Arka Gdynia podpisała kontrakt z Hubertem Adamczykiem. Umowa ofensywnego pomocnika będzie obowiązywała trzy lata – do czerwca 2024 roku.
Miniony sezon miał być dla Adamczyka tym z gatunku „make or break”. Od dawna wiadomo było, że ma talent. Ale niekoniecznie go pokazywał. Błysnął w końcówce sezonu 19/20, więc nic dziwnego, że rozbudził oczekiwania. Ale wszystko poszło nie tak. Doznał kontuzji, większość sezonu spędził na dochodzeniu do zdrowia, a potem – do formy.
Do której finalnie nie doszedł. Zakończył rozgrywki bez gola i asysty, mimo że szanse w Wiśle Płock dostawał. Płocczanie uznali, że nie są zainteresowani dalszą współpracą. Skorzystała Arka, z którą Adamczyk jest powiązany menedżersko.

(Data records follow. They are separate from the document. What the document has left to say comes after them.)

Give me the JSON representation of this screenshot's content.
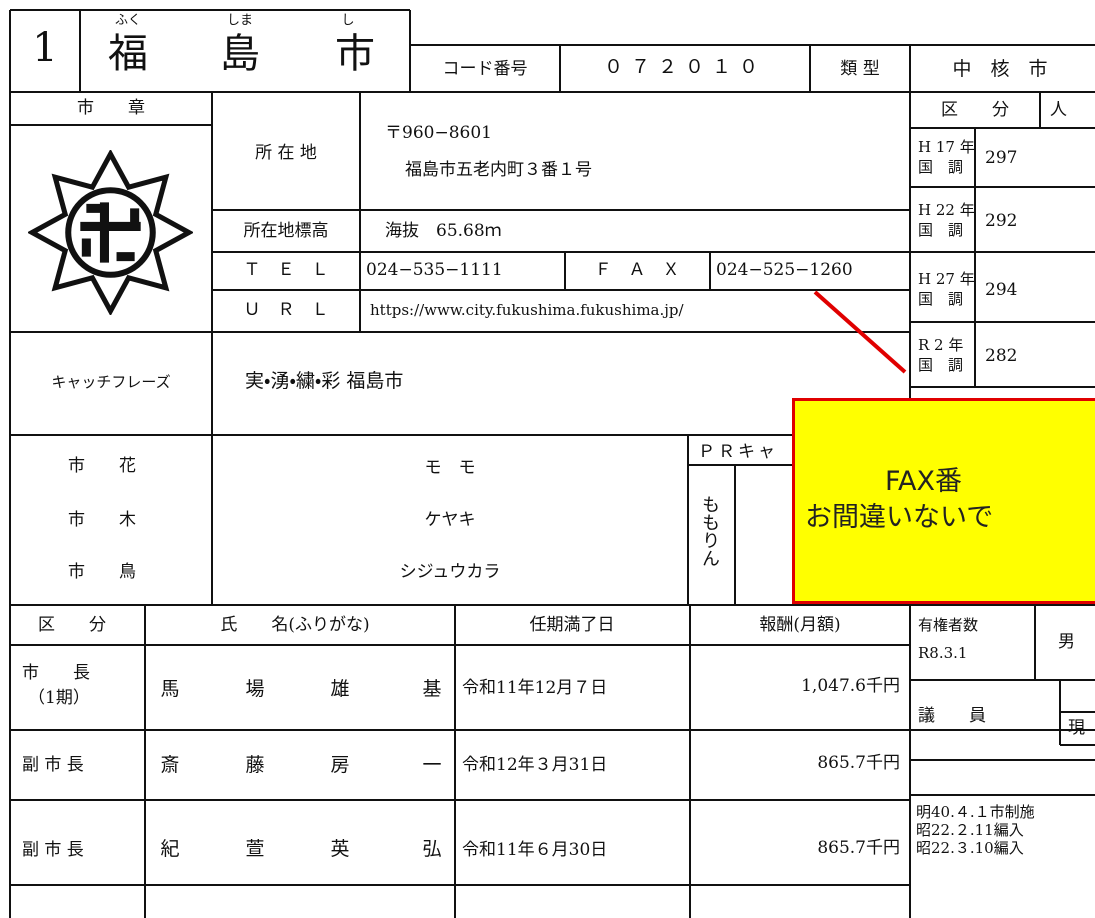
{
  "header": {
    "number": "1",
    "furigana": [
      "ふく",
      "しま",
      "し"
    ],
    "name": [
      "福",
      "島",
      "市"
    ],
    "code_label": "コード番号",
    "code": "０７２０１０",
    "type_label": "類 型",
    "type": "中　核　市"
  },
  "emblem_label": "市　　章",
  "info": {
    "address_label": "所 在 地",
    "postal": "〒960−8601",
    "address": "福島市五老内町３番１号",
    "elevation_label": "所在地標高",
    "elevation": "海抜　65.68ｍ",
    "tel_label": "Ｔ　Ｅ　Ｌ",
    "tel": "024−535−1111",
    "fax_label": "Ｆ　Ａ　Ｘ",
    "fax": "024−525−1260",
    "url_label": "Ｕ　Ｒ　Ｌ",
    "url": "https://www.city.fukushima.fukushima.jp/"
  },
  "population": {
    "headers": [
      "区　　分",
      "人"
    ],
    "rows": [
      {
        "year": "H 17 年",
        "sub": "国　調",
        "value": "297"
      },
      {
        "year": "H 22 年",
        "sub": "国　調",
        "value": "292"
      },
      {
        "year": "H 27 年",
        "sub": "国　調",
        "value": "294"
      },
      {
        "year": "R 2 年",
        "sub": "国　調",
        "value": "282"
      }
    ]
  },
  "catchphrase": {
    "label": "キャッチフレーズ",
    "text": "実・湧・繍・彩 福島市"
  },
  "symbols": [
    {
      "label": "市　　花",
      "value": "モ　モ"
    },
    {
      "label": "市　　木",
      "value": "ケヤキ"
    },
    {
      "label": "市　　鳥",
      "value": "シジュウカラ"
    }
  ],
  "pr": {
    "label": "ＰＲキャ",
    "name": "ももりん"
  },
  "callout": [
    "FAX番",
    "お間違いないで"
  ],
  "officials": {
    "headers": [
      "区　　分",
      "氏　　名(ふりがな)",
      "任期満了日",
      "報酬(月額)"
    ],
    "rows": [
      {
        "role": "市　　長",
        "term": "（1期）",
        "name": [
          "馬",
          "場",
          "雄",
          "基"
        ],
        "end": "令和11年12月７日",
        "pay": "1,047.6千円"
      },
      {
        "role": "副 市 長",
        "term": "",
        "name": [
          "斎",
          "藤",
          "房",
          "一"
        ],
        "end": "令和12年３月31日",
        "pay": "865.7千円"
      },
      {
        "role": "副 市 長",
        "term": "",
        "name": [
          "紀",
          "萱",
          "英",
          "弘"
        ],
        "end": "令和11年６月30日",
        "pay": "865.7千円"
      }
    ]
  },
  "voters": {
    "label": "有権者数",
    "date": "R8.3.1",
    "male": "男"
  },
  "council": {
    "label": "議　　員",
    "current": "現"
  },
  "history": [
    "明40.４.１市制施",
    "昭22.２.11編入",
    "昭22.３.10編入"
  ]
}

Adamczyk to wychowanek Zawiszy. Najgłośniej o nim było w momencie, gdy ściągnęła go do siebie Chelsea Londyn. Po powrocie do Polski nie zachwycił – czy to w Cracovii, czy Olimpii Grudziądz, czy Wiśle Płock. Dobry okres zaliczył w GKS-ie Tychy, ale nic wielkiego za tym nie poszło.